The technological revolution will make the NHS cheaper, not more expensive

One of the tropes we see around often enough is that we must spend vast sums more, invest ever more heavily, in the National Health Service because new technologies are going to raise the cost of health care. This is not actually so for a fairly obvious reason. Why would we adopt more expensive methods of doing something?

Quite, we’ll only - as is true in all other areas of life - start to use a new technology if it is better or cheaper than the one we’ve previously used. Some of these new technologies being considerably cheaper too:

Smartphone apps are five times more effective at diagnosing serious heart conditions compared to standard tests, a University of Edinburgh study has found.

Better and also cheaper:

After 90 days, the smartphone device helped doctors diagnose 56 per cent of patients, in an average time of 9.5 days.

However, only 10 per cent of patients given standard care were diagnosed, in an average time of 43 days.

The technology also cut the cost of diagnosis from £1,395 to £474, researchers said.

That’s not an argument in favour of increasing spending upon the NHS now, is it?

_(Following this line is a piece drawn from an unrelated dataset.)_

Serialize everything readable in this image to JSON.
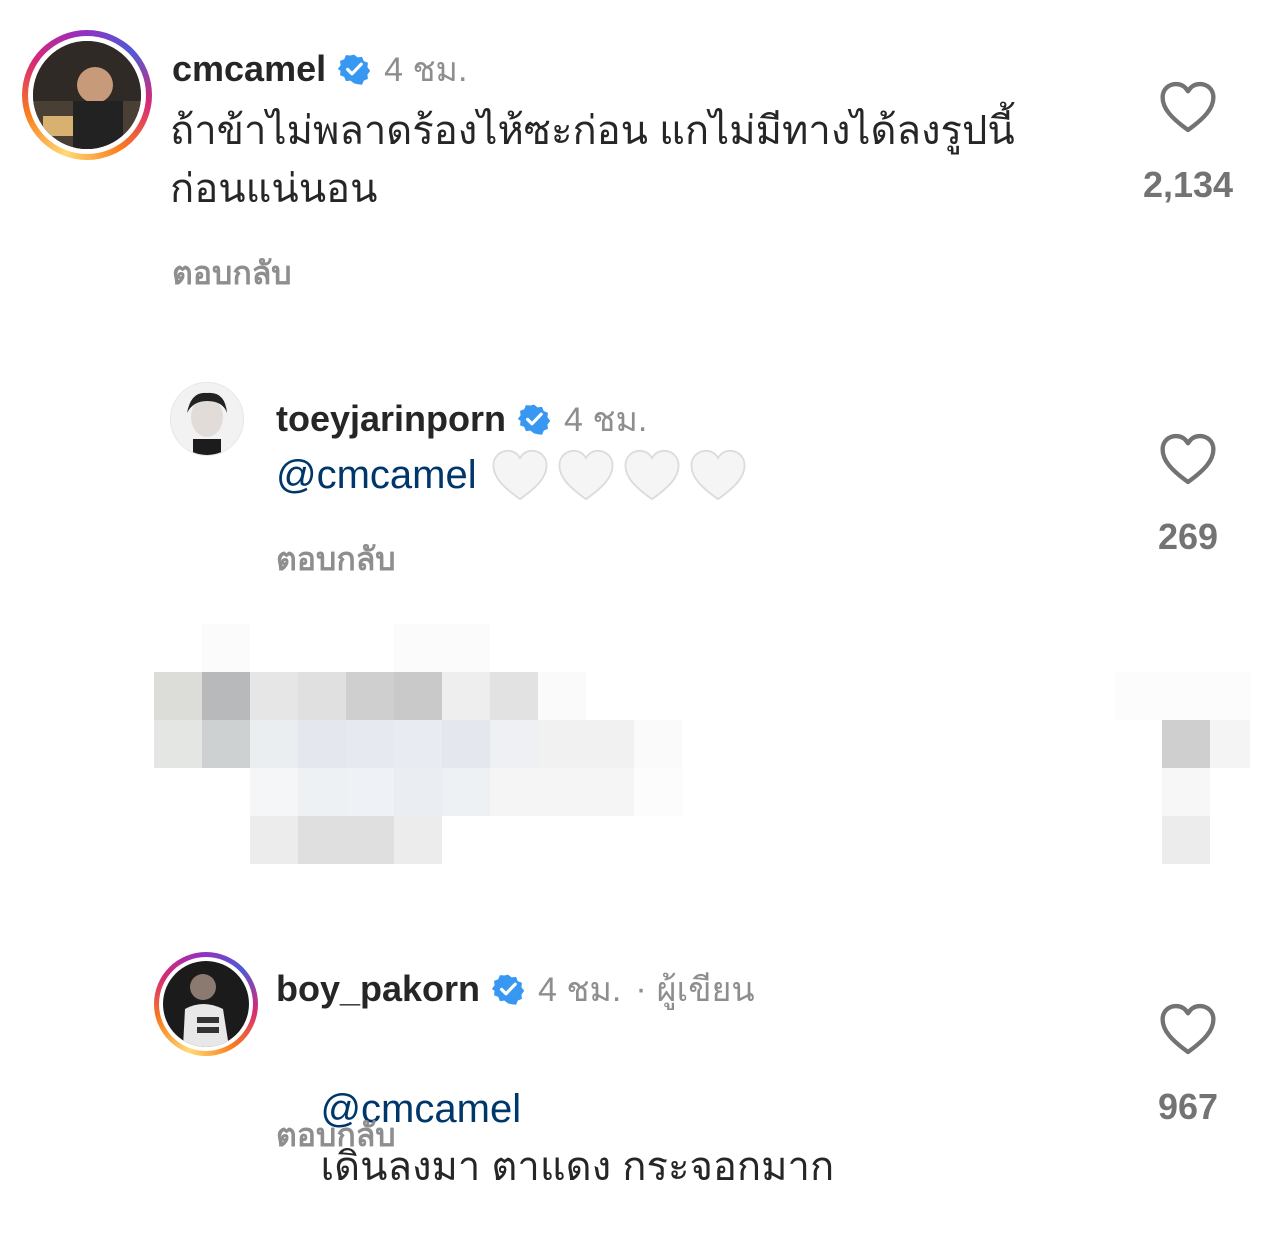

It’s quite the opposite, an opportunity to sniff around and see whether it needs quite so much of our hard earned.

This has also been true of all previous medical technologies too. Vaccines are cheaper than wards full of smallpox victims. Aspirin cheaper than leeches at curing headaches. What makes health care more expensive at times is the technology which allows us to cure something we couldn’t before.

The total cost of health care in the future is going to be the balance of those two plus whatever the demographics of the population being treated are. But it’s simply not true to go about insisting that advancing technology is necessarily going to make the NHS more expensive so open those chequebooks now.